Microsoft Azure AI Foundry also provides access to an expanded library of tools for evaluating and benchmarking these models, plus a unified model inference application programming interface, which makes it simpler to experiment with and compare various models. Using this, it becomes possible to more easily swap out models in existing AI applications, so they can be improved over time.
Finally, there are new customization tools from providers including Gretel Labs, Weights & Biases Co. and Scale AI Inc., the company said.
Enhanced RAG, vector search and more
Microsoft’s retrieval-augmented generation or RAG capabilities are getting a boost too. RAG is the technique that’s used to funnel proprietary data to pretrained LLMs and SLMs so they can come up with more precise, up to date and contextual responses to questions. So a customer service chatbot can be linked to a company’s internal knowledge base to better answer questions about their product return policy, for example.
The Azure AI Search platform, which provides these RAG capabilities, now has a generative query engine available in select Azure regions to enhance performance, while Query Rewriting is a new capability in preview that’s able to create multiple versions of a user’s query to provide better responses. There’s a new semantic ranker tool as well, which helps to rank those responses.
Microsoft reckons these updates provide up to 12.5% better relevance, with responses delivered 2.3 times faster than before, translating to more responsive and more capable RAG-based AI models.
Other new features found in the Azure AI Foundry include more advanced vector search and RAG capabilities in Azure Databases and GitHub Models, plus a preview of GraphRAG in Azure Database for PostgreSQL for private datasets. Then there’s DiskANN, a new suite of algorithms for vector search available now in Azure Cosmos DB and in preview for Azure Database.
There are additional responsible AI tools too, centered on AI reports and risk and safety evaluations for AI-generated images, to improve safety and compliance. Collaborations with Credo AI Inc. and Saidot Inc. give customers access to comprehensive AI governance platforms, Microsoft said.
Additionally, Microsoft unveiled a new tool called Azure AI Content Understanding that can help developers to create cost-effective multimodal applications that understand text, audio, images and video inputs. Finally, the company lifted the lid on Azure Container Apps serverless graphics processing units, a new deployment option for serverless infrastructures.
Making AI possible
In a blog post, Jessica Hawk, Microsoft’s corporate vice president of data, AI and digital applications, said the innovations in Azure AI Foundry will help more companies to get started in AI at a time when many continue to struggle to do so.
She cites data from Deloitte Touche Ltd., which shows that 70% of organizations have only been able to move 30% or less of their generative AI experiments into production due to the difficulties involved. She cites data from Deloitte Touche Ltd., which shows that 70% of organizations have moved 30% or less of their generative AI experiments into production.
It’s for this reason that Azure AI Foundry comes with comprehensive guidance for AI adoption and architectures within Azure Essentials — essentially, all of Microsoft’s best practices, product experiences, reference architectures and other resources, in a single portal.

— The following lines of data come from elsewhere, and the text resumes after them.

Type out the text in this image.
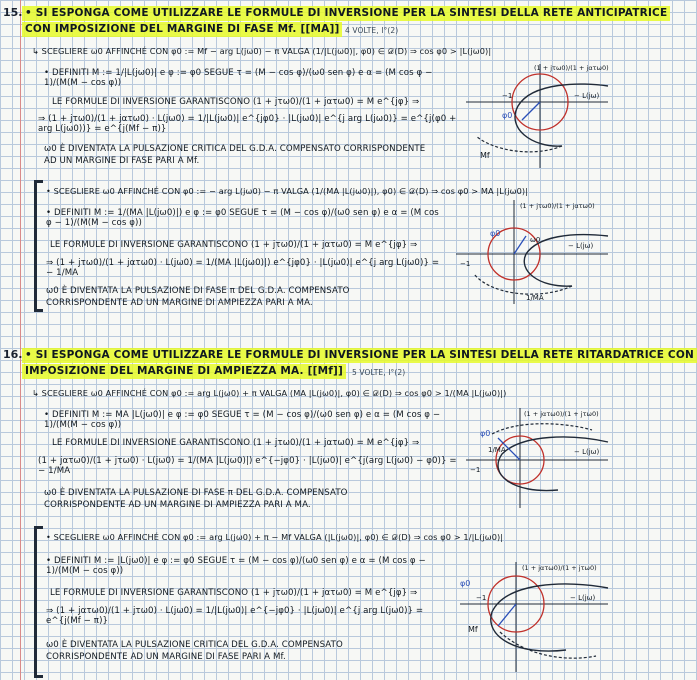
15. • SI ESPONGA COME UTILIZZARE LE FORMULE DI INVERSIONE PER LA SINTESI DELLA RETE ANTICIPATRICE
CON IMPOSIZIONE DEL MARGINE DI FASE Mf. [[MA]] 4 VOLTE, I°(2)
↳ SCEGLIERE ω0 AFFINCHÉ CON φ0 := Mf − arg L(jω0) − π VALGA (1/|L(jω0)|, φ0) ∈ 𝒟(D) ⇒ cos φ0 > |L(jω0)|
• DEFINITI M := 1/|L(jω0)| e φ := φ0 SEGUE τ = (M − cos φ)/(ω0 sen φ) e α = (M cos φ − 1)/(M(M − cos φ))
LE FORMULE DI INVERSIONE GARANTISCONO (1 + jτω0)/(1 + jατω0) = M e^{jφ} ⇒
⇒ (1 + jτω0)/(1 + jατω0) · L(jω0) = 1/|L(jω0)| e^{jφ0} · |L(jω0)| e^{j arg L(jω0)} = e^{j(φ0 + arg L(jω0))} = e^{j(Mf − π)}
ω0 È DIVENTATA LA PULSAZIONE CRITICA DEL G.D.A. COMPENSATO CORRISPONDENTE
AD UN MARGINE DI FASE PARI A Mf.
φ0
Mf
(1 + jτω0)/(1 + jατω0)
− L(jω)
−1
• SCEGLIERE ω0 AFFINCHÉ CON φ0 := − arg L(jω0) − π VALGA (1/(MA |L(jω0)|), φ0) ∈ 𝒟(D) ⇒ cos φ0 > MA |L(jω0)|
• DEFINITI M := 1/(MA |L(jω0)|) e φ := φ0 SEGUE τ = (M − cos φ)/(ω0 sen φ) e α = (M cos φ − 1)/(M(M − cos φ))
LE FORMULE DI INVERSIONE GARANTISCONO (1 + jτω0)/(1 + jατω0) = M e^{jφ} ⇒
⇒ (1 + jτω0)/(1 + jατω0) · L(jω0) = 1/(MA |L(jω0)|) e^{jφ0} · |L(jω0)| e^{j arg L(jω0)} = − 1/MA
ω0 È DIVENTATA LA PULSAZIONE DI FASE π DEL G.D.A. COMPENSATO
CORRISPONDENTE AD UN MARGINE DI AMPIEZZA PARI A MA.
φ0
ω0
(1 + jτω0)/(1 + jατω0)
− L(jω)
−1
1/MA
16. • SI ESPONGA COME UTILIZZARE LE FORMULE DI INVERSIONE PER LA SINTESI DELLA RETE RITARDATRICE CON
IMPOSIZIONE DEL MARGINE DI AMPIEZZA MA. [[Mf]]	5 VOLTE, I°(2)
↳ SCEGLIERE ω0 AFFINCHÉ CON φ0 := arg L(jω0) + π VALGA (MA |L(jω0)|, φ0) ∈ 𝒟(D) ⇒ cos φ0 > 1/(MA |L(jω0)|)
• DEFINITI M := MA |L(jω0)| e φ := φ0 SEGUE τ = (M − cos φ)/(ω0 sen φ) e α = (M cos φ − 1)/(M(M − cos φ))
LE FORMULE DI INVERSIONE GARANTISCONO (1 + jτω0)/(1 + jατω0) = M e^{jφ} ⇒
(1 + jατω0)/(1 + jτω0) · L(jω0) = 1/(MA |L(jω0)|) e^{−jφ0} · |L(jω0)| e^{j(arg L(jω0) − φ0)} = − 1/MA
ω0 È DIVENTATA LA PULSAZIONE DI FASE π DEL G.D.A. COMPENSATO
CORRISPONDENTE AD UN MARGINE DI AMPIEZZA PARI A MA.
φ0
1/MA
(1 + jατω0)/(1 + jτω0)
− L(jω)
−1
• SCEGLIERE ω0 AFFINCHÉ CON φ0 := arg L(jω0) + π − Mf VALGA (|L(jω0)|, φ0) ∈ 𝒟(D) ⇒ cos φ0 > 1/|L(jω0)|
• DEFINITI M := |L(jω0)| e φ := φ0 SEGUE τ = (M − cos φ)/(ω0 sen φ) e α = (M cos φ − 1)/(M(M − cos φ))
LE FORMULE DI INVERSIONE GARANTISCONO (1 + jτω0)/(1 + jατω0) = M e^{jφ} ⇒
⇒ (1 + jατω0)/(1 + jτω0) · L(jω0) = 1/|L(jω0)| e^{−jφ0} · |L(jω0)| e^{j arg L(jω0)} = e^{j(Mf − π)}
ω0 È DIVENTATA LA PULSAZIONE CRITICA DEL G.D.A. COMPENSATO
CORRISPONDENTE AD UN MARGINE DI FASE PARI A Mf.
φ0
Mf
(1 + jατω0)/(1 + jτω0)
− L(jω)
−1
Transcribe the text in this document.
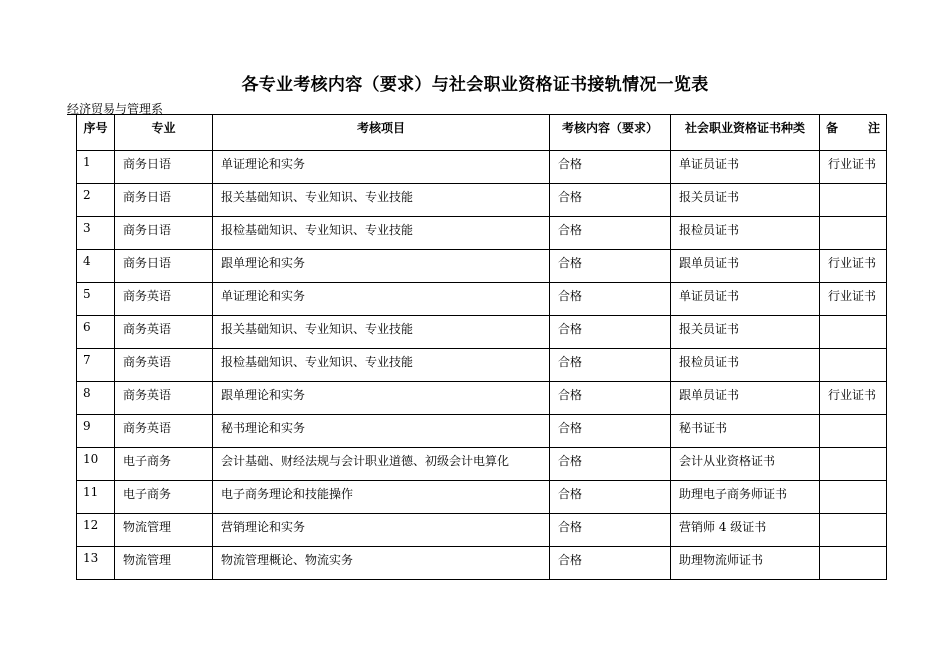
各专业考核内容（要求）与社会职业资格证书接轨情况一览表
经济贸易与管理系
序号	专业	考核项目	考核内容（要求）	社会职业资格证书种类	备 注

1	商务日语	单证理论和实务	合格	单证员证书	行业证书
2	商务日语	报关基础知识、专业知识、专业技能	合格	报关员证书	
3	商务日语	报检基础知识、专业知识、专业技能	合格	报检员证书	
4	商务日语	跟单理论和实务	合格	跟单员证书	行业证书
5	商务英语	单证理论和实务	合格	单证员证书	行业证书
6	商务英语	报关基础知识、专业知识、专业技能	合格	报关员证书	
7	商务英语	报检基础知识、专业知识、专业技能	合格	报检员证书	
8	商务英语	跟单理论和实务	合格	跟单员证书	行业证书
9	商务英语	秘书理论和实务	合格	秘书证书	
10	电子商务	会计基础、财经法规与会计职业道德、初级会计电算化	合格	会计从业资格证书	
11	电子商务	电子商务理论和技能操作	合格	助理电子商务师证书	
12	物流管理	营销理论和实务	合格	营销师 4 级证书	
13	物流管理	物流管理概论、物流实务	合格	助理物流师证书	
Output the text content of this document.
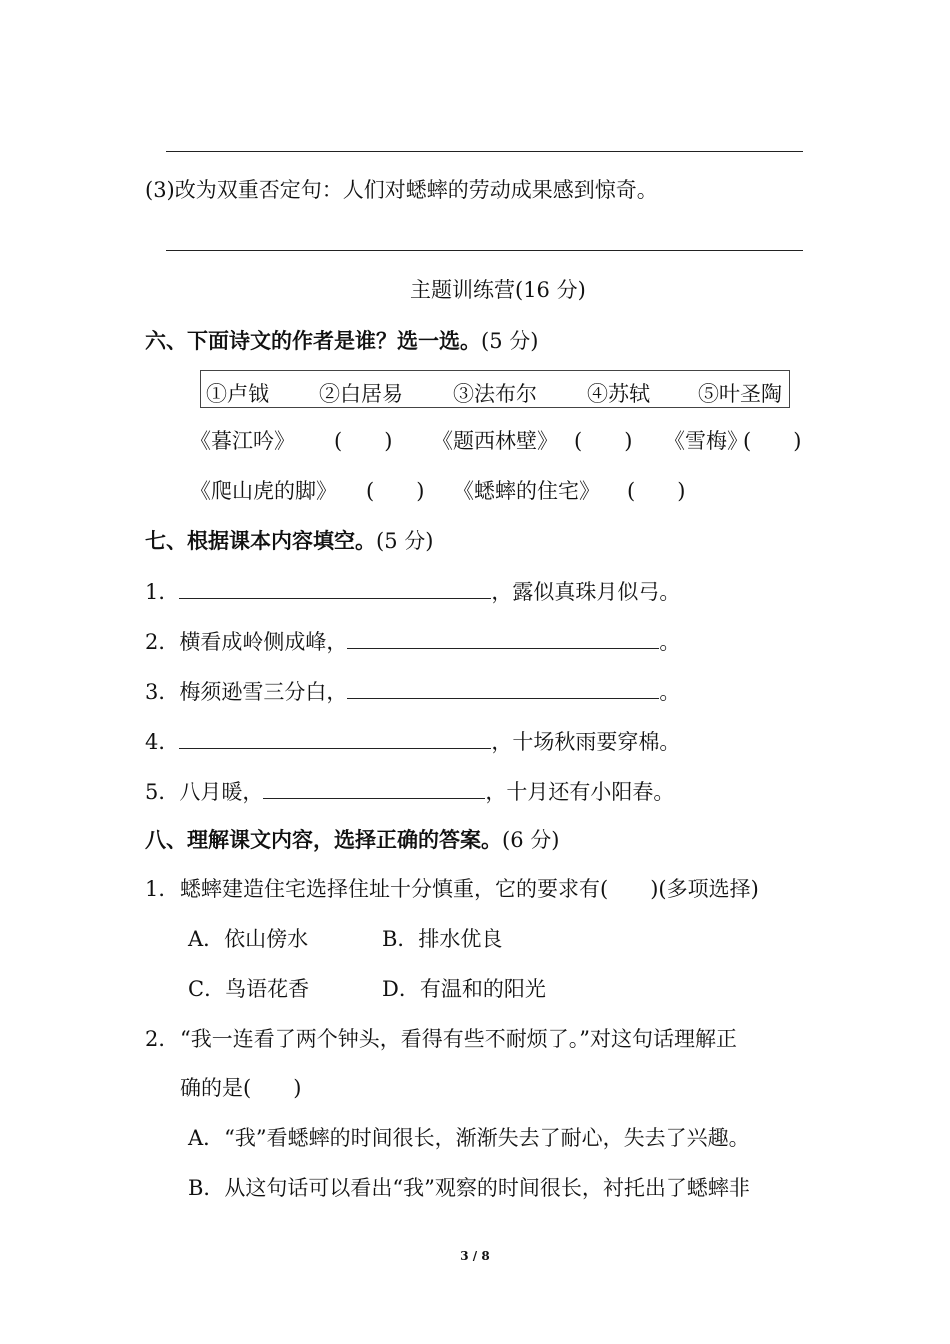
(3)改为双重否定句：人们对蟋蟀的劳动成果感到惊奇。
主题训练营(16 分)
六、下面诗文的作者是谁？选一选。(5 分)
①卢钺 ②白居易 ③法布尔 ④苏轼 ⑤叶圣陶
《暮江吟》 (　　) 《题西林壁》 (　　) 《雪梅》
(　　)
《爬山虎的脚》 (　　) 《蟋蟀的住宅》 (　　)
七、根据课本内容填空。(5 分)
1．	，露似真珠月似弓。
2．横看成岭侧成峰，	。
3．梅须逊雪三分白，	。
4．	，十场秋雨要穿棉。
5．八月暖，	，十月还有小阳春。
八、理解课文内容，选择正确的答案。(6 分)
1． 蟋蟀建造住宅选择住址十分慎重，它的要求有(　　)(多项选择)
A．依山傍水	B．排水优良
C．鸟语花香	D．有温和的阳光
2． “我一连看了两个钟头，看得有些不耐烦了。”对这句话理解正
确的是(　　)
A．“我”看蟋蟀的时间很长，渐渐失去了耐心，失去了兴趣。
B．从这句话可以看出“我”观察的时间很长，衬托出了蟋蟀非
3 / 8
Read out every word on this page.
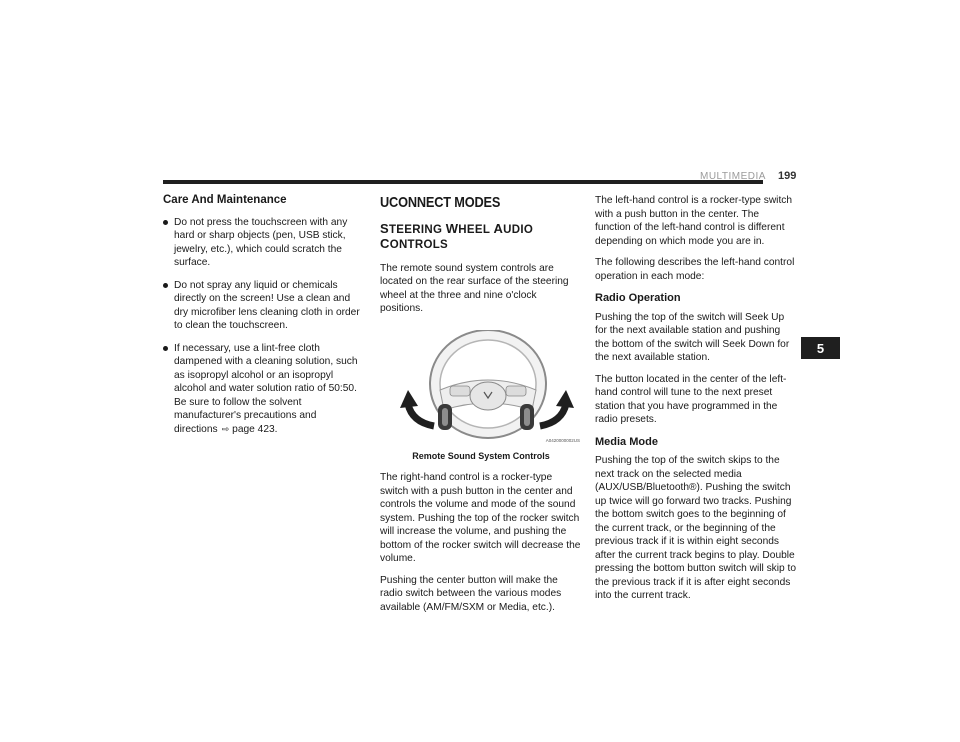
MULTIMEDIA 199
5
Care And Maintenance
Do not press the touchscreen with any hard or sharp objects (pen, USB stick, jewelry, etc.), which could scratch the surface.
Do not spray any liquid or chemicals directly on the screen! Use a clean and dry microfiber lens cleaning cloth in order to clean the touchscreen.
If necessary, use a lint-free cloth dampened with a cleaning solution, such as isopropyl alcohol or an isopropyl alcohol and water solution ratio of 50:50. Be sure to follow the solvent manufacturer's precautions and directions ⇨ page 423.
UCONNECT MODES
STEERING WHEEL AUDIO CONTROLS

The remote sound system controls are located on the rear surface of the steering wheel at the three and nine o'clock positions.

A0420000002US
Remote Sound System Controls

The right-hand control is a rocker-type switch with a push button in the center and controls the volume and mode of the sound system. Pushing the top of the rocker switch will increase the volume, and pushing the bottom of the rocker switch will decrease the volume.

Pushing the center button will make the radio switch between the various modes available (AM/FM/SXM or Media, etc.).

The left-hand control is a rocker-type switch with a push button in the center. The function of the left-hand control is different depending on which mode you are in.

The following describes the left-hand control operation in each mode:

Radio Operation

Pushing the top of the switch will Seek Up for the next available station and pushing the bottom of the switch will Seek Down for the next available station.

The button located in the center of the left-hand control will tune to the next preset station that you have programmed in the radio presets.

Media Mode

Pushing the top of the switch skips to the next track on the selected media (AUX/USB/Bluetooth®). Pushing the switch up twice will go forward two tracks. Pushing the bottom switch goes to the beginning of the current track, or the beginning of the previous track if it is within eight seconds after the current track begins to play. Double pressing the bottom button switch will skip to the previous track if it is after eight seconds into the current track.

“As AI transforms industries and unveils new opportunities, we’re committed to providing practical solutions and powerful innovation to empower you to thrive in this evolving landscape,” Hawk said. “Everything we’re delivering today reflects our dedication to meeting the real-world needs of both developers and business leaders, ensuring every person and every organization can harness the transformative power of AI.”